The Cathedral is a fitting forum for Winter’s aural-vision of a genre of “Earth Music,” celebrating the entire community of culture and creatures of the world. During four decades of travel, in 48 countries of the world, Winter has evolved an extended community of kindred players, and the Solstice Celebration in New York has become their annual reunion. This embrace of diversity is, for Winter, the hallmark of the solstice tradition, and he regards this yearly gathering as a kind of musical feast. The Silver Solstice album presents this eclectic cornucopia.

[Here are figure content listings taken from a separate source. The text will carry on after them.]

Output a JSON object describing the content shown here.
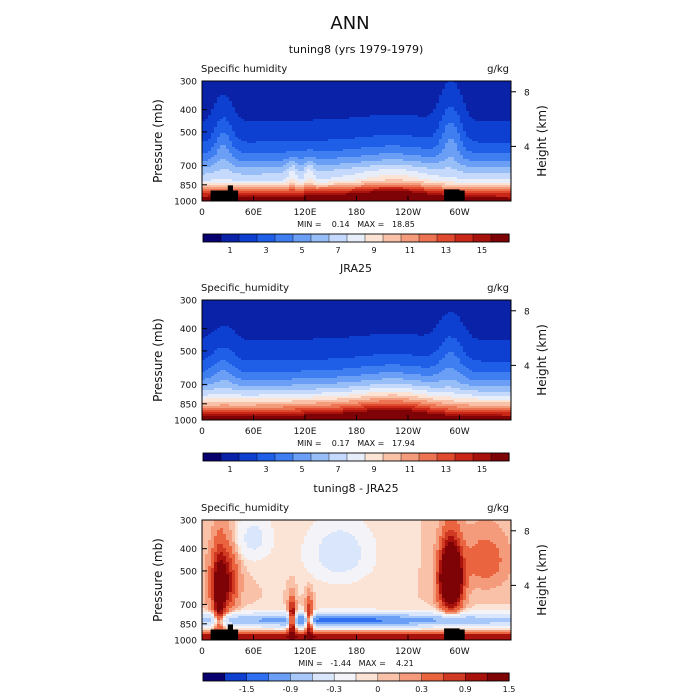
{
  "figure": {
    "title": "ANN"
  },
  "chart_data": [
    {
      "type": "heatmap",
      "title": "tuning8 (yrs 1979-1979)",
      "variable_label": "Specific humidity",
      "units": "g/kg",
      "ylabel": "Pressure (mb)",
      "ylabel_right": "Height (km)",
      "y_ticks": [
        "300",
        "400",
        "500",
        "700",
        "850",
        "1000"
      ],
      "y_tick_values": [
        300,
        400,
        500,
        700,
        850,
        1000
      ],
      "ylim": [
        1000,
        300
      ],
      "x_ticks": [
        "0",
        "60E",
        "120E",
        "180",
        "120W",
        "60W"
      ],
      "x_tick_values": [
        0,
        60,
        120,
        180,
        240,
        300
      ],
      "xlim": [
        0,
        360
      ],
      "height_ticks": [
        "8",
        "4"
      ],
      "height_tick_values": [
        8,
        4
      ],
      "stats": "MIN =    0.14   MAX =   18.85",
      "colorbar_labels": [
        "1",
        "3",
        "5",
        "7",
        "9",
        "11",
        "13",
        "15"
      ],
      "colorbar_levels": [
        0,
        1,
        2,
        3,
        4,
        5,
        6,
        7,
        8,
        9,
        10,
        11,
        12,
        13,
        14,
        15,
        16
      ],
      "field": "tuning"
    },
    {
      "type": "heatmap",
      "title": "JRA25",
      "variable_label": "Specific_humidity",
      "units": "g/kg",
      "ylabel": "Pressure (mb)",
      "ylabel_right": "Height (km)",
      "y_ticks": [
        "300",
        "400",
        "500",
        "700",
        "850",
        "1000"
      ],
      "y_tick_values": [
        300,
        400,
        500,
        700,
        850,
        1000
      ],
      "ylim": [
        1000,
        300
      ],
      "x_ticks": [
        "0",
        "60E",
        "120E",
        "180",
        "120W",
        "60W"
      ],
      "x_tick_values": [
        0,
        60,
        120,
        180,
        240,
        300
      ],
      "xlim": [
        0,
        360
      ],
      "height_ticks": [
        "8",
        "4"
      ],
      "height_tick_values": [
        8,
        4
      ],
      "stats": "MIN =    0.17   MAX =   17.94",
      "colorbar_labels": [
        "1",
        "3",
        "5",
        "7",
        "9",
        "11",
        "13",
        "15"
      ],
      "colorbar_levels": [
        0,
        1,
        2,
        3,
        4,
        5,
        6,
        7,
        8,
        9,
        10,
        11,
        12,
        13,
        14,
        15,
        16
      ],
      "field": "jra"
    },
    {
      "type": "heatmap",
      "title": "tuning8 - JRA25",
      "variable_label": "Specific_humidity",
      "units": "g/kg",
      "ylabel": "Pressure (mb)",
      "ylabel_right": "Height (km)",
      "y_ticks": [
        "300",
        "400",
        "500",
        "700",
        "850",
        "1000"
      ],
      "y_tick_values": [
        300,
        400,
        500,
        700,
        850,
        1000
      ],
      "ylim": [
        1000,
        300
      ],
      "x_ticks": [
        "0",
        "60E",
        "120E",
        "180",
        "120W",
        "60W"
      ],
      "x_tick_values": [
        0,
        60,
        120,
        180,
        240,
        300
      ],
      "xlim": [
        0,
        360
      ],
      "height_ticks": [
        "8",
        "4"
      ],
      "height_tick_values": [
        8,
        4
      ],
      "stats": "MIN =   -1.44   MAX =    4.21",
      "colorbar_labels": [
        "-1.5",
        "-0.9",
        "-0.3",
        "0",
        "0.3",
        "0.9",
        "1.5"
      ],
      "colorbar_levels": [
        -1.8,
        -1.5,
        -1.2,
        -0.9,
        -0.6,
        -0.3,
        -0.1,
        0,
        0.1,
        0.3,
        0.6,
        0.9,
        1.2,
        1.5,
        1.8
      ],
      "field": "diff"
    }
  ],
  "colors": {
    "palette": [
      "#08006e",
      "#0a22a8",
      "#0d3fd0",
      "#1f5ee6",
      "#3e7ef0",
      "#6a9ff5",
      "#98bef8",
      "#c4d9fb",
      "#e7eefa",
      "#fbe3d6",
      "#f8c1a8",
      "#f39b7a",
      "#ec7452",
      "#e04a2f",
      "#c92819",
      "#a7120c",
      "#7e0307"
    ],
    "diff_palette": [
      "#08006e",
      "#0d3fd0",
      "#2f6ff0",
      "#6a9ff5",
      "#a9c8fa",
      "#d9e6fb",
      "#f4f4f8",
      "#fbe3d6",
      "#f8c1a8",
      "#f39b7a",
      "#e9643f",
      "#d03a22",
      "#a7120c",
      "#7e0307"
    ],
    "topography": "#000000"
  }
}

Winter’s Solstice Celebration takes the listener on a symbolic journey through the longest night of the year, incorporating theatrical musical effects that highlight the titanic space of the Cathedral. The centerpiece of the event is a giant, rotating “Solstice Tree” — a 28-foot spiral aluminum sculpture hung with hundreds of bells, gongs, and chimes representing the diversity of life on
Earth. The climactic return of the sun is celebrated by the world’s largest tam-tam gong, seven feet in diameter, which slowly ascends, with its player, to the 100-foot vault of the Cathedral. Presented “in the round,” the Solstice Celebrations feature a stage in the middle of the Cathedral, with audience on both sides.
Silver Solstice is Winter’s first foray into Surround Sound. “I’m thrilled with Surround: this is the way I’ve always dreamed of hearing our music,” says Winter. The effect, for the listener, is that of being amidst the band, in the center of the world’s largest Gothic cathedral.